W menu znalazła się m.in. kiełbasa z podhalańskiej jagnięciny, ziemniaki z bryndzą, grillowany oscypek z konfiturą z rabarbaru oraz góralski placek ziemniaczany z wędzonym pstrągiem. Wszystko podane w ekologicznych, jednorazowych opakowaniach o ujednoliconym wzorze.
Stworzyliśmy nową markę gastronomiczną i stawiamy sobie za cel podniesienie standardu usług gastronomicznych na Podhalu oraz odejście od kulinarnej tandety. Chcemy promować zdrowe i świeże produkty, przygotowywane możliwie na bieżąco, nie zawierające ulepszaczy i konserwantów, dobrej jakości. Zależy nam na wsparciu lokalnych producentów serów czy wędlin
- mówił w rozmowie z PAP dyrektor TPN Szymon Ziobrowski.

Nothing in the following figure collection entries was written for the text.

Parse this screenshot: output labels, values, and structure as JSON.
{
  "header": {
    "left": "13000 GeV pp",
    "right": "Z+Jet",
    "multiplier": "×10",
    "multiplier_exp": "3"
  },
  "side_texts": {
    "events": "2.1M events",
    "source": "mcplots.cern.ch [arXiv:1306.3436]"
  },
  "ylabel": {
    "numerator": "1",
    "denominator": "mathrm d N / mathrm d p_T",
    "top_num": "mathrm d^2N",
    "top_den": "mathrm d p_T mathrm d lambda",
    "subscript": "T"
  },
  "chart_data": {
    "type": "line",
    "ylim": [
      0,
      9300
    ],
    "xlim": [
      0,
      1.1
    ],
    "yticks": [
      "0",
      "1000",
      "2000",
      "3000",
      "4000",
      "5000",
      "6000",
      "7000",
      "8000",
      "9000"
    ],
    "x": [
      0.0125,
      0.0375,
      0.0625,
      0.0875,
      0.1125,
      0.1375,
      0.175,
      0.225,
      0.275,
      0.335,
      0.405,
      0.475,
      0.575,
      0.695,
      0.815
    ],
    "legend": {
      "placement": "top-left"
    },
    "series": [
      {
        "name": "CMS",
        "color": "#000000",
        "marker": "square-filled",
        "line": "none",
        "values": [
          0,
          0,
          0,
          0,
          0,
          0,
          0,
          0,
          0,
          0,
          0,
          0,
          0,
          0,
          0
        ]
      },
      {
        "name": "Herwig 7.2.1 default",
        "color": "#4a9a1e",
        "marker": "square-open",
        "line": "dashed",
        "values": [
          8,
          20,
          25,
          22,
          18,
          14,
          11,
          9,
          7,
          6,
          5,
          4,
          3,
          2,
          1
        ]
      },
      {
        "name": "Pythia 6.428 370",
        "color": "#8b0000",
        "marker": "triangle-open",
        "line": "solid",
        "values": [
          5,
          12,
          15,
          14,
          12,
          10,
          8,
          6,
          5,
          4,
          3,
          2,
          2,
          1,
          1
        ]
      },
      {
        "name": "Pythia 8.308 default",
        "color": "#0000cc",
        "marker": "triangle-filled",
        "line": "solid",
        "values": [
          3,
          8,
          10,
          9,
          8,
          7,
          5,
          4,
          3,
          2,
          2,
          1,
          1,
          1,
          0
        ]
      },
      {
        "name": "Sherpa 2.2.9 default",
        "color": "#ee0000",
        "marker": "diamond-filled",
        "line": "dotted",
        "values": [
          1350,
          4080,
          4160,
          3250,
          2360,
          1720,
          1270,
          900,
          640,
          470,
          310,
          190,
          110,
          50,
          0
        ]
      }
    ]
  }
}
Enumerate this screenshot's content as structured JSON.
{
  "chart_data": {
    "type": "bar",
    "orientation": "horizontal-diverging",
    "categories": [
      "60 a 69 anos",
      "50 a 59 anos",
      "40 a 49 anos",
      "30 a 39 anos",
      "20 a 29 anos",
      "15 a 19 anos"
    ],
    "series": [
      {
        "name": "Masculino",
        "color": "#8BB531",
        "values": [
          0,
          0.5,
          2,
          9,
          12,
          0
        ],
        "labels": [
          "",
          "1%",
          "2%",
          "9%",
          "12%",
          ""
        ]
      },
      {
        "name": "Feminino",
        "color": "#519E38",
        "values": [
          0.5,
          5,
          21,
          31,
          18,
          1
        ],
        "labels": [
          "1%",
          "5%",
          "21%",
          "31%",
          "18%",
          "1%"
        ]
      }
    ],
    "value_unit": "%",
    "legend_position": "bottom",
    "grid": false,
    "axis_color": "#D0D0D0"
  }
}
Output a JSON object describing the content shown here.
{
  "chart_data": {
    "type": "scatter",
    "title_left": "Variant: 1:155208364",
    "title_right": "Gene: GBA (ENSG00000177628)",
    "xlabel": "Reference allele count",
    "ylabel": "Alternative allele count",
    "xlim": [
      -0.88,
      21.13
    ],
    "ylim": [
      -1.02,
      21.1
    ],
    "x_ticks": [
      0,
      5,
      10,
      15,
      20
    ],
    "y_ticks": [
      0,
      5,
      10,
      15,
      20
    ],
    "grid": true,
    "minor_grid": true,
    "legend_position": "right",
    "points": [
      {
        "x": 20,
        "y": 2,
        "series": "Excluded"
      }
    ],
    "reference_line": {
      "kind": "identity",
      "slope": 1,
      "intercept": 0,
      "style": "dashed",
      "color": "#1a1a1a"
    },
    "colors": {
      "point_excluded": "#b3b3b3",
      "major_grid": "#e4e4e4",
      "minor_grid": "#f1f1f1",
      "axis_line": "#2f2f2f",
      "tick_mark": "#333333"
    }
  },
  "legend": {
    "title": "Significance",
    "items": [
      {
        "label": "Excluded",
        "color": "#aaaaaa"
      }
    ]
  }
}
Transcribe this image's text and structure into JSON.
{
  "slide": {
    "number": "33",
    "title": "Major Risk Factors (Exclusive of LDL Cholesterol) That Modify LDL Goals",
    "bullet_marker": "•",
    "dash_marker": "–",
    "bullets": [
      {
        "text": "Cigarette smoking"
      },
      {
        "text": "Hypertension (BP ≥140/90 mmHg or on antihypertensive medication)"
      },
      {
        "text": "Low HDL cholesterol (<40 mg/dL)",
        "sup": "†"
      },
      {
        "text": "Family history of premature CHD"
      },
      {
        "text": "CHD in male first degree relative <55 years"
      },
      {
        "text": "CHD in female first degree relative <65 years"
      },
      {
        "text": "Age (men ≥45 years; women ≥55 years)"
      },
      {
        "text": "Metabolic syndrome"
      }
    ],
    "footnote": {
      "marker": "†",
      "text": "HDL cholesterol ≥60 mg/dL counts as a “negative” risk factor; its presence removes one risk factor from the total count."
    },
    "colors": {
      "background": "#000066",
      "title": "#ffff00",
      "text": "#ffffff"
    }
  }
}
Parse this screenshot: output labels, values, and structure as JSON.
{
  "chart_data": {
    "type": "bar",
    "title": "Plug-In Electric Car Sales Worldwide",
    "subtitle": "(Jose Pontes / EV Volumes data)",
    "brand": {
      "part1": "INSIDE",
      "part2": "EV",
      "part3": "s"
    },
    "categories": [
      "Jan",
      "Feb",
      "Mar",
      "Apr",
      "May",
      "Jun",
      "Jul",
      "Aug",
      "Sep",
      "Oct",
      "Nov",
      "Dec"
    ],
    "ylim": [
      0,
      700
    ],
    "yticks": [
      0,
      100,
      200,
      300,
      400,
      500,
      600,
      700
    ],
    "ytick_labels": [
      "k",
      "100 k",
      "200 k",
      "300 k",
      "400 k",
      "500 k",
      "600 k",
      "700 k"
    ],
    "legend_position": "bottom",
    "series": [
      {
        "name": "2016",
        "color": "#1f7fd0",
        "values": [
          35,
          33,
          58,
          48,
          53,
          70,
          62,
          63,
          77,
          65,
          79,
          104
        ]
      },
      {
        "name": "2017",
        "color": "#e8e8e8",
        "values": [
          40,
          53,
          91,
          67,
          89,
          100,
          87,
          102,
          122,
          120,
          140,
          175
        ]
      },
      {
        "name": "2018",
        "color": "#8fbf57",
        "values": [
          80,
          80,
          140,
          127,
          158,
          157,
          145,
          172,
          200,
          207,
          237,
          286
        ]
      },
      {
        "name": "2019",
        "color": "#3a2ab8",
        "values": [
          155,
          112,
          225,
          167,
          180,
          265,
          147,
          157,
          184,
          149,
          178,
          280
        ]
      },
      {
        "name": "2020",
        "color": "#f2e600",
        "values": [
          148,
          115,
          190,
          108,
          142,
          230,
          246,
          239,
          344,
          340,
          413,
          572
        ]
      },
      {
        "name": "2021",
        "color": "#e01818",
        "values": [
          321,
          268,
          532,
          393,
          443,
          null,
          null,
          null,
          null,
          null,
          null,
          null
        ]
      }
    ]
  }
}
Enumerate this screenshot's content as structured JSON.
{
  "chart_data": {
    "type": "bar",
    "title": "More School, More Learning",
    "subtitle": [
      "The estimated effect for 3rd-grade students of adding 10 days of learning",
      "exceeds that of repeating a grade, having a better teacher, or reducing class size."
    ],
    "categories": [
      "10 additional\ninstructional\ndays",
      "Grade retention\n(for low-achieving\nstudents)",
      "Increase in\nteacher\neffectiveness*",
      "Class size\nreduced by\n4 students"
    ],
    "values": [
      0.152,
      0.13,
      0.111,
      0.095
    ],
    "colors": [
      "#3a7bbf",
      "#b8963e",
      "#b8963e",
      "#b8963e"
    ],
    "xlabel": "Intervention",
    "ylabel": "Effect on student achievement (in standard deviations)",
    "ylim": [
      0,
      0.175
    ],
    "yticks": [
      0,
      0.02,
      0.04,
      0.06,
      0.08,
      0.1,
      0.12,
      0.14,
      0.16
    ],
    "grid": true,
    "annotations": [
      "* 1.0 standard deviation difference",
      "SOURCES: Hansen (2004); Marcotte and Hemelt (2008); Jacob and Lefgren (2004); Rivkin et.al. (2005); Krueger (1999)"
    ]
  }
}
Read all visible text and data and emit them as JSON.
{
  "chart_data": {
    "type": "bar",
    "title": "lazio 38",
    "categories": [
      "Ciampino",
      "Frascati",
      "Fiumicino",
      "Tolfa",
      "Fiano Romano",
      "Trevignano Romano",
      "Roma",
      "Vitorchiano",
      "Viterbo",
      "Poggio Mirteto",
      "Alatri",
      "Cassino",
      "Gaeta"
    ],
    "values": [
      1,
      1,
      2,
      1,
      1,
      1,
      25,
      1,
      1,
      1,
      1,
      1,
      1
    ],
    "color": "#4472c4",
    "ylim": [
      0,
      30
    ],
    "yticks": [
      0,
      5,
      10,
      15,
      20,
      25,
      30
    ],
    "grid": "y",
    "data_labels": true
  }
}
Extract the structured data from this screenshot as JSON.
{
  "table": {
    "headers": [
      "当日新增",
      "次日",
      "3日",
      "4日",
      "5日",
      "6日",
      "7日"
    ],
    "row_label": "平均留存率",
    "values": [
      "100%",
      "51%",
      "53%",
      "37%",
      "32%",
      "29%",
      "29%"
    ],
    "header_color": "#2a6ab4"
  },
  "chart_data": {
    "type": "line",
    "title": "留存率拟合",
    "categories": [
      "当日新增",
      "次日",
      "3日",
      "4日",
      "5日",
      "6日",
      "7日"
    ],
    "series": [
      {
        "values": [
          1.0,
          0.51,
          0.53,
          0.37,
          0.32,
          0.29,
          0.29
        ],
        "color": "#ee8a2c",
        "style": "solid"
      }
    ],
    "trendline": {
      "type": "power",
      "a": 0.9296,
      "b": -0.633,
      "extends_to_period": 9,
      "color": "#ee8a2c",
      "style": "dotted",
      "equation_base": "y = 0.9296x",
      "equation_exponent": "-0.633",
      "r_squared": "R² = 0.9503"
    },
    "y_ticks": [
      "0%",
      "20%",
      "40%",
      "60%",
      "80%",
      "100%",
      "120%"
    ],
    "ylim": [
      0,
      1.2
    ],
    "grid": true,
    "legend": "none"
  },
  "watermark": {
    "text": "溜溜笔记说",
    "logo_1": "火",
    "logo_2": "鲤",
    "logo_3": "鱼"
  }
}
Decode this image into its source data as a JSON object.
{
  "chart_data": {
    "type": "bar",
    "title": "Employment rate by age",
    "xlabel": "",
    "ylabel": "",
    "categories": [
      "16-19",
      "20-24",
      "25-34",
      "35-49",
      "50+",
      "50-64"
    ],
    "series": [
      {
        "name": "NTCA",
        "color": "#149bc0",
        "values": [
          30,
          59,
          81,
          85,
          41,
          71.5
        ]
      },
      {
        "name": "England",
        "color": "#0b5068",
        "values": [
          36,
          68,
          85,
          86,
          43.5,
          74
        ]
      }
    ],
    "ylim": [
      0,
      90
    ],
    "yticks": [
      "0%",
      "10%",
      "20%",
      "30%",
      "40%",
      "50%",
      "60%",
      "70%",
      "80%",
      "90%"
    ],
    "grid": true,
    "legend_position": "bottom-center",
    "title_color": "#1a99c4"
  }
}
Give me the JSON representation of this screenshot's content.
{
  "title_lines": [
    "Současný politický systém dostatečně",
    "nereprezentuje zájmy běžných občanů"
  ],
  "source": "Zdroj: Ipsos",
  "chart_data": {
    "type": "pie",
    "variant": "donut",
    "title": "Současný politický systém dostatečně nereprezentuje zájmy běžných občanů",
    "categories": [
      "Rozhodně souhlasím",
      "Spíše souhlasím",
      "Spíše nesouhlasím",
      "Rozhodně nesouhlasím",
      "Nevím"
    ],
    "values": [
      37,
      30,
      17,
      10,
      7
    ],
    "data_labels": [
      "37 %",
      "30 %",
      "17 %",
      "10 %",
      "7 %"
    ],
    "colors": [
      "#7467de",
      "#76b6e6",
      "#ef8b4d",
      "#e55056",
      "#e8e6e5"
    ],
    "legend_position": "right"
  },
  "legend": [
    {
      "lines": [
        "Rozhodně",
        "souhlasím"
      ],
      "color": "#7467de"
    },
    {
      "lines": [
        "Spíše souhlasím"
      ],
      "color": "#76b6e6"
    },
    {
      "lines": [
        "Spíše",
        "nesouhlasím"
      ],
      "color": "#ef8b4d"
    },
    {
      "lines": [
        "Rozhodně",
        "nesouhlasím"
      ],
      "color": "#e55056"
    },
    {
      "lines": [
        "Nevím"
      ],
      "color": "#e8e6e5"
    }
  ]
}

Pierwszy food truck stanął na Palenicy Białczańskiej, kolejne będą ulokowane u wylotu dolin. Trasę nad Morskie Oko co roku przemierza ok. miliona turystów.
Choć po ogłoszeniu przetargu na stworzenie tatrzańskiej marki gastronomicznej pomysł spotkał się z krytyką ze strony miłośników gór, to władze parku przekonują, że jest to nie tylko próba zapanowania nad zalewem śmieciowego jedzenia i samych śmieci, ale również promocja lokalnych producentów żywności. W komunikacie napisano:
Marka powinna być związana z kulturą i tradycją Podhala. Chcemy promować zdrowe produkty – świeże, przygotowywane możliwie na bieżąco, nie zawierające ulepszaczy i konserwantów, dobrej jakości. Zależy nam na wsparciu lokalnych producentów, od których produkty mogłyby być pozyskiwane. Posiłki będą podawane tylko w ekologicznych opakowaniach. Oferenci muszą wziąć pod uwagę, że kluczowe jest niedrogie, nieskomplikowane menu, które pozwoli na w miarę płynną obsługę dużego w sezonie ruchu turystycznego.
Jednym z ciekawszych rozwiązań, jakich w przetargu zażądał TPN jest darmowa woda dla turystów. "Zamawiający przewidział kontener z wodą z możliwością bezpłatnego napełnienia butelek przez turystów + opcjonalnie – za dopłatą – z naturalnym sokiem."